Clean Cut is a Lifebox Quality Improvement program that helps surgical teams address the causes of Surgical Site Infections (SSIs).
SSIs occur in the part of the body where surgery took place and can lead to serious complications and even death. SSIs are the leading hospital acquired infection in the developing world – where rates of infection are more than double that of the USA¹.
Reducing surgical site infections is one of Lifebox’s three core pillars of Safer Surgery. Clean Cut – based on the WHO Surgical Safety Checklist – is a three to six month program that works to strengthen a hospital’s perioperative infection prevention practices and save lives.
In Ethiopia, where Lifebox developed and piloted the Clean Cut Program – this approach has seen a 46% reduction in the relative risk of surgical site infection.
“The morbidity and mortality following surgical site infection is devastating, especially in a country like ours where resources are limited and we are short on personnel. It is essential that we continue to implement a well-designed system to keep safe surgical practices. Clean Cut guides us towards best practice through intervention methods that will abate the introduction of offending microorganisms into our surgical field.
It makes it clear that it is not only the skill of the OR staff that can save lives, but the adherence to the set forth safety standards as well.”
Dr Assefa Tesfaye, St Peter’s Specialized Hospital – Addis Ababa, Ethiopia
Clean Cut engages all members of the surgical team and a hospital’s management to map out surgical safety processes and identify where these can be strengthened to improve adherence to six essential perioperative infection prevention practices:
- • Appropriate skin preparation of both the surgeon’s hands and the surgical site with proper antiseptic agents
- • Maintenance of the sterile field by ensuring the integrity and sterility of surgical gowns, drapes, and gloves
- • Proper confirmation of instrument sterility by the operating team
- • Appropriate antibiotic administration within one hour prior to surgical incision to optimize prophylaxis
- • Complete gauze/swab counts before and after every case
- • Use of the Surgical Safety Checklist to promote teamwork, communication, and a culture of safety in the operating room
Alongside promoting these infection prevention practices the program promotes high quality data collection and builds a strong surgical quality improvement team in the hospital.

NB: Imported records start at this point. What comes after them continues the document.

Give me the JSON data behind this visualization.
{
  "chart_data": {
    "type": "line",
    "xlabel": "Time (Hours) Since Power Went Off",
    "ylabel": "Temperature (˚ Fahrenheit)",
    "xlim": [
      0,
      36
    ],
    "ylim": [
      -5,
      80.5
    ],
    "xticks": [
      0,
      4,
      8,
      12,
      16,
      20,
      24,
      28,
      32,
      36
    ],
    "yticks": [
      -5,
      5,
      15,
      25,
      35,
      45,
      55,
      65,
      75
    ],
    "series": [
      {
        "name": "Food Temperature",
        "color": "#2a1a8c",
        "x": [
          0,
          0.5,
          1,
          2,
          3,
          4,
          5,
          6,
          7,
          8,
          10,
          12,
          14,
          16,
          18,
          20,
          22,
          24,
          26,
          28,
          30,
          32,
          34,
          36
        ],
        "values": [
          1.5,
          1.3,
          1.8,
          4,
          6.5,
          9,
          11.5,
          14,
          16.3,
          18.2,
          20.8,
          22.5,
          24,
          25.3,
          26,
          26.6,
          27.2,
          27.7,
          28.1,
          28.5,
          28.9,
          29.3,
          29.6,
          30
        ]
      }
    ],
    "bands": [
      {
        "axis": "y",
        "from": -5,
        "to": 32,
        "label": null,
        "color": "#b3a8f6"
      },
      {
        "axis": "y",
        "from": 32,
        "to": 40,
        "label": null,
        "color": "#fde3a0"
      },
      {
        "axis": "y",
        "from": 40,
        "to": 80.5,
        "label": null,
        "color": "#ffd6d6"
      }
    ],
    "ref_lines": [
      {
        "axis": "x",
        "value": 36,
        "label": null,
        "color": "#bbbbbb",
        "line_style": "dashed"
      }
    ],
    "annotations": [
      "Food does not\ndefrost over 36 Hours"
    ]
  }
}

With initial support from the GE Foundation’s Safe Surgery 2020 initiative, Lifebox has worked with a total of eleven hospitals in Ethiopia to implement the Clean Cut Program with the Ethiopian Federal Ministry of Health.
Our original pilot hospital was the Jimma University Specialized Hospital, as well as Black Lion Tertiary Hospital, Menelik II Referral Hospital, St Peter’s Specialized Hospital, and the Fitche General Hospitals. In 2019, three new sites joined the program: Zewditu Memorial Hospital, Gondar University Hospital, and Debark Primary Hospital. Our current Clean Cut work is with teams from Addis Ababa Burn Emergency and Trauma Hospital (AaBET), Gandhi Memorial Hospital and Yekatit Hospital. Follow our Lifebox Fellow, Nichole Starr for updates as we continue our work to make surgery safer.
The results from five pilot sites in Ethiopia saw an increase in the confirmation of the sterile field of 49% and a 50% improvement in the confirmation of instrument sterility – both proven measures for reducing surgical site infections and saving lives. Across all of the six critical perioperative infection prevention standards there was an increased compliance of 27%.
With Clean Cut in Ethiopia showing significant results in reducing surgical site infection rates, Lifebox will be replicating this program in other sites within Africa and in Asia and Central America in the coming year.
¹ Allegranzi B, Bagheri Nejad S, Combescure C, Graafmans W, Attar H, Donaldson L, et al. Burden of endemic health-care-associated infection in developing countries: systematic review and meta-analysis. Lancet Lond Engl. 2011 Jan 15;377(9761):228–41.